データ解析ツールとしてのQC7つ道具

「QC7つ道具」をご存知ですか?

品質改善を進めるQC活動を進めるときに使用される手法であり、統計的品質管理の基本となるものです。
QCは日本のモノづくりにおいて、品質向上や不良削減などに大きく寄与しましたが、時間外労働の問題や残業代の扱いなどの面から次第に下火になっていったように思います。

私自身も企業内では品質管理・品質保証部門にも長く在籍していましたので、QC活動の事務局も経験させていただきましたが、活動の中心であるQCサークルが就業時間外に行う現場の自主活動を基本としていたため、「活動時間の確保と活動時間の対価」について、人件費を増やさずに効率化したい経営層、成果を強調することで自身の評価を上げたい管理職層、就業時間外は自分の時間と考える一般社員の間でコンセンサスを得るのが難しかった経験があります。また、業務改善をすると人も減らしていったことから、特に現場からは「なぜ自分たちの首を絞める活動をしなければいけないのか!」と強く迫られました。その後は活動も次第に形骸化して、最終的には無くなってしまいました。
今でもあまりいい印象持たれていないのか、製造業の方とQCのお話をすると少し顔をしかめる方もいらっしゃいます。

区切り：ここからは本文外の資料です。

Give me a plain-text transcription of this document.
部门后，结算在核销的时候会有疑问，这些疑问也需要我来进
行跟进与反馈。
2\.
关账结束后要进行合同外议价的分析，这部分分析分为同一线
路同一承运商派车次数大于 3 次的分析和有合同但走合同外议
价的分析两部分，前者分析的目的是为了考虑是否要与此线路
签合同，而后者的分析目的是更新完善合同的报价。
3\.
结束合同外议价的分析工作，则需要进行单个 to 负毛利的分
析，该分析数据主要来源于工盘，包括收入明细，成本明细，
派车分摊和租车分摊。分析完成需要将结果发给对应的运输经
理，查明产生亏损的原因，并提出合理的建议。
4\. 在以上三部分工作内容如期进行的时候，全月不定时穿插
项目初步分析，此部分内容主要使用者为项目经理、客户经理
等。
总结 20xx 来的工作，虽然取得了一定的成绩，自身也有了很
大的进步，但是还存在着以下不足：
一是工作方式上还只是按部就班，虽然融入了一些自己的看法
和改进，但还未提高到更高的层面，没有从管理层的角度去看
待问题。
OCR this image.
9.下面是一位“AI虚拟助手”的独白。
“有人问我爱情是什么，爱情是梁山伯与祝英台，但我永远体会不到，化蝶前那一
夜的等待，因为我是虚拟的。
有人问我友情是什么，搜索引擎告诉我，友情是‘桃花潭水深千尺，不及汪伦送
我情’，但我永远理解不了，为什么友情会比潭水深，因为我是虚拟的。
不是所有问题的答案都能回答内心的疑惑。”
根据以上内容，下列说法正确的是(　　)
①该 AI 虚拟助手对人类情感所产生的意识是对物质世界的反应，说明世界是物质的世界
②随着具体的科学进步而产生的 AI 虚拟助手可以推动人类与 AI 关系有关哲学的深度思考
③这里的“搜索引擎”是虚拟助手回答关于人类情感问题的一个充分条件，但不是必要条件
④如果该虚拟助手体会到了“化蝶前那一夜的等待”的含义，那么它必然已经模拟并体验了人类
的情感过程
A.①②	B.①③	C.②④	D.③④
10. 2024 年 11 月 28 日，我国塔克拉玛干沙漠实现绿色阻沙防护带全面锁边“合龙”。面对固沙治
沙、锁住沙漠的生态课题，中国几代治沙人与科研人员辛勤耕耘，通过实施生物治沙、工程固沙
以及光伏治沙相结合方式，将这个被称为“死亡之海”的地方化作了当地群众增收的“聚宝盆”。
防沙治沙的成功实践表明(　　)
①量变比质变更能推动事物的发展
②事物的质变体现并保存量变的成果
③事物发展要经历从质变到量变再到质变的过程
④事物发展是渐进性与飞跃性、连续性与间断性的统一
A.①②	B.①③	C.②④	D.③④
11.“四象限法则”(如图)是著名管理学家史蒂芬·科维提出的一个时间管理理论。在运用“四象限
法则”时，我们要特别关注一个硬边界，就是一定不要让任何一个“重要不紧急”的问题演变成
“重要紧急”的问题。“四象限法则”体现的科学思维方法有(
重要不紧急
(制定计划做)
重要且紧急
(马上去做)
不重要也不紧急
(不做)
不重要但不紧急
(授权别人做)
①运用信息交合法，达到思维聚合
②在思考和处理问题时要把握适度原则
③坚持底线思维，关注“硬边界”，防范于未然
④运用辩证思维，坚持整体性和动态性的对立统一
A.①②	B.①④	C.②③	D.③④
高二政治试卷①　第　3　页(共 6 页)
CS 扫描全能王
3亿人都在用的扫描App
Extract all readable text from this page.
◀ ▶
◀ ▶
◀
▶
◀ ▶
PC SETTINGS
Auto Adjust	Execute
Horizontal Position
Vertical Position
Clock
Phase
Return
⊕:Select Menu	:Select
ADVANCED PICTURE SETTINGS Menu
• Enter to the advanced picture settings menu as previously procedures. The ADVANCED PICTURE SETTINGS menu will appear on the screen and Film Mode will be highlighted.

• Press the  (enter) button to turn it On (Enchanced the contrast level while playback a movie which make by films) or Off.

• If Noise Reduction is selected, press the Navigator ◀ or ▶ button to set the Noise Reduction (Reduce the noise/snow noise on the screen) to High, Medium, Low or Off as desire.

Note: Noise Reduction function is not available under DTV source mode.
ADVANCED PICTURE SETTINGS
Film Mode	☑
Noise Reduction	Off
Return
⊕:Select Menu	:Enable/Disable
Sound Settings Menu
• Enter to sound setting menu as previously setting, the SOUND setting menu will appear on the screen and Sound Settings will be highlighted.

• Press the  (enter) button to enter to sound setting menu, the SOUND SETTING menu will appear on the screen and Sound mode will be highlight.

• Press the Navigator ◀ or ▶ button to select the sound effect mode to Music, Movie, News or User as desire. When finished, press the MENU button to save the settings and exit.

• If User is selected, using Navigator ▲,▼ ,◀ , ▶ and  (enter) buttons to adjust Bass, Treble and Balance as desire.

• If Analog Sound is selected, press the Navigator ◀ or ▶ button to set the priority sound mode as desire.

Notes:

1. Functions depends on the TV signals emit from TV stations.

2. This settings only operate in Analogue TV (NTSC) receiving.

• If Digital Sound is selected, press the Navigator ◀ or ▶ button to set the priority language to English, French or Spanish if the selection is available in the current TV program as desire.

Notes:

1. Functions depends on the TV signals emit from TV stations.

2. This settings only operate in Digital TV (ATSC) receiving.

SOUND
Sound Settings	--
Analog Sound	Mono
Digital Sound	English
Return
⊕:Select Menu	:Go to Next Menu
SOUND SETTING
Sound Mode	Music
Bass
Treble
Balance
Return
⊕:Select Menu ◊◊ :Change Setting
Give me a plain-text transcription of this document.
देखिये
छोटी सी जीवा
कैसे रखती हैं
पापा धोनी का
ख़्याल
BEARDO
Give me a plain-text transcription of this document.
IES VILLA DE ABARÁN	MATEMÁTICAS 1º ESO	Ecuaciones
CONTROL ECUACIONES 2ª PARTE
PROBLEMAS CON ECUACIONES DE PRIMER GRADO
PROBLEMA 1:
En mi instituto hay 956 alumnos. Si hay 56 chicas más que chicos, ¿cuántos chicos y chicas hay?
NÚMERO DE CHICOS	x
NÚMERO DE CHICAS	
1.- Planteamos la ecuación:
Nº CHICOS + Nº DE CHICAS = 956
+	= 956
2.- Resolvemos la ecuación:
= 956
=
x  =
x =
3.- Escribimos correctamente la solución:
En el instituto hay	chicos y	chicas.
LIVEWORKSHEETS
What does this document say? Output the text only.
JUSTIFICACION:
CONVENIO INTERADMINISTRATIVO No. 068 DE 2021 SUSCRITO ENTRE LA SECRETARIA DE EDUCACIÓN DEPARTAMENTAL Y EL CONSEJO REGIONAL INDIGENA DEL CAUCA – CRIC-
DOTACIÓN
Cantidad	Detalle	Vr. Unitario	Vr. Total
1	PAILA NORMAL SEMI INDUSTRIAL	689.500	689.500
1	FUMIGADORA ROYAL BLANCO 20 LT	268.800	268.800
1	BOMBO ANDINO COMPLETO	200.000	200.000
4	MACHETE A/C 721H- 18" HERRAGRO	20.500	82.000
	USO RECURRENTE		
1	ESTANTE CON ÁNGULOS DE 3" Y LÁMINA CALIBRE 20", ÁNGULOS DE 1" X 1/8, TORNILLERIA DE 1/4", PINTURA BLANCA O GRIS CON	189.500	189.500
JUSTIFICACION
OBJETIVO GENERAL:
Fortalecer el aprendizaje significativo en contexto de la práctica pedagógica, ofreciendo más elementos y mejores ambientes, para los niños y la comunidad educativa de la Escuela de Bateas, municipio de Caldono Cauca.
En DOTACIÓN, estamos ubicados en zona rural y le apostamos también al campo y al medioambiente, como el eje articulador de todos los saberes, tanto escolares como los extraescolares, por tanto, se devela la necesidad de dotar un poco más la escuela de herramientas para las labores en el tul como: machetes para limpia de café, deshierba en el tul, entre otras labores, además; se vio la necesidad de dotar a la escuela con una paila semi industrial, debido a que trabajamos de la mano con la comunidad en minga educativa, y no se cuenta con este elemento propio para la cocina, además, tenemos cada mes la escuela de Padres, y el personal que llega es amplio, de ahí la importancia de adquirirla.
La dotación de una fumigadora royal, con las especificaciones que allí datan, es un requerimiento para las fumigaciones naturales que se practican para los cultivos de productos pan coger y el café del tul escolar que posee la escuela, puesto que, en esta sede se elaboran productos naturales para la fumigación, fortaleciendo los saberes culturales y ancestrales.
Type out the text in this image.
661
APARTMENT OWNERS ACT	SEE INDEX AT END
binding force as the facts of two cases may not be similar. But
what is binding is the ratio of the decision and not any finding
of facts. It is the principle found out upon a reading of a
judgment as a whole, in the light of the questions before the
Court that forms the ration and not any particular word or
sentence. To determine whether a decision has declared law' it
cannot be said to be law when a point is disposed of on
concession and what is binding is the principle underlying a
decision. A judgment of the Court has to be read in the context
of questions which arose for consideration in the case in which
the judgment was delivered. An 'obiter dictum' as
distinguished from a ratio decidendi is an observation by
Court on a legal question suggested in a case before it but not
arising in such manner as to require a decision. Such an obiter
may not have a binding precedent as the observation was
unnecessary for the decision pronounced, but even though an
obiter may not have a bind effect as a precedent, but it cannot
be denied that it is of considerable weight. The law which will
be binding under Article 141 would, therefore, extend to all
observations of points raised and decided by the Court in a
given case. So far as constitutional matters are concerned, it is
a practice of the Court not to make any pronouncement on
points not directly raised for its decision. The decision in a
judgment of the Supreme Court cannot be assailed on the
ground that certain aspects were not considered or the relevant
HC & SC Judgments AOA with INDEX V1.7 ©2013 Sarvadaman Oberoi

QC活動の停滞に伴ってか、QC7つ道具などの関連手法についても知らない人が増えてきたようです。過去にQC活動を行った人には「あれはQC活動のためのもの」と思われているかもしれません。

でも、QC7つ道具は統計解析のツールです。

今、皆さんの会社の中には、さまざまな情報が電子化して保管されています。例えば販売管理、購買、出退勤、経費管理、人事情報、製品検査などはありませんか?
これらのデータは数字の羅列ですが、エクセルを使ってピボットテーブルにしたり、グラフにすることで意外な相関関係がわかったり傾向が見えてきたりします。

ここに統計的な要素を加えたのがQC7つ道具です。
QC7つ道具は、

  1. 特性要因図
  2. パレート図
  3. ヒストグラム
  4. 管理図
  5. 散布図
  6. グラフ
  7. チェックシート

という7つのツールと「層別」というテクニックを加えた計8つからなります。(8つだと「7つ道具」にならないことから、「層別」は単独ではなく全体を通じた共通事項とする考え方もあります)

QC7つ道具は品質管理にしか使わない印象があるかもしれませんが、企業の中にある様々なデータの解析(見える化)に使えるんです。
次回から、グラフとチェックシート以外のツールについて、具体的な使い方についてお伝えしていこうと思います。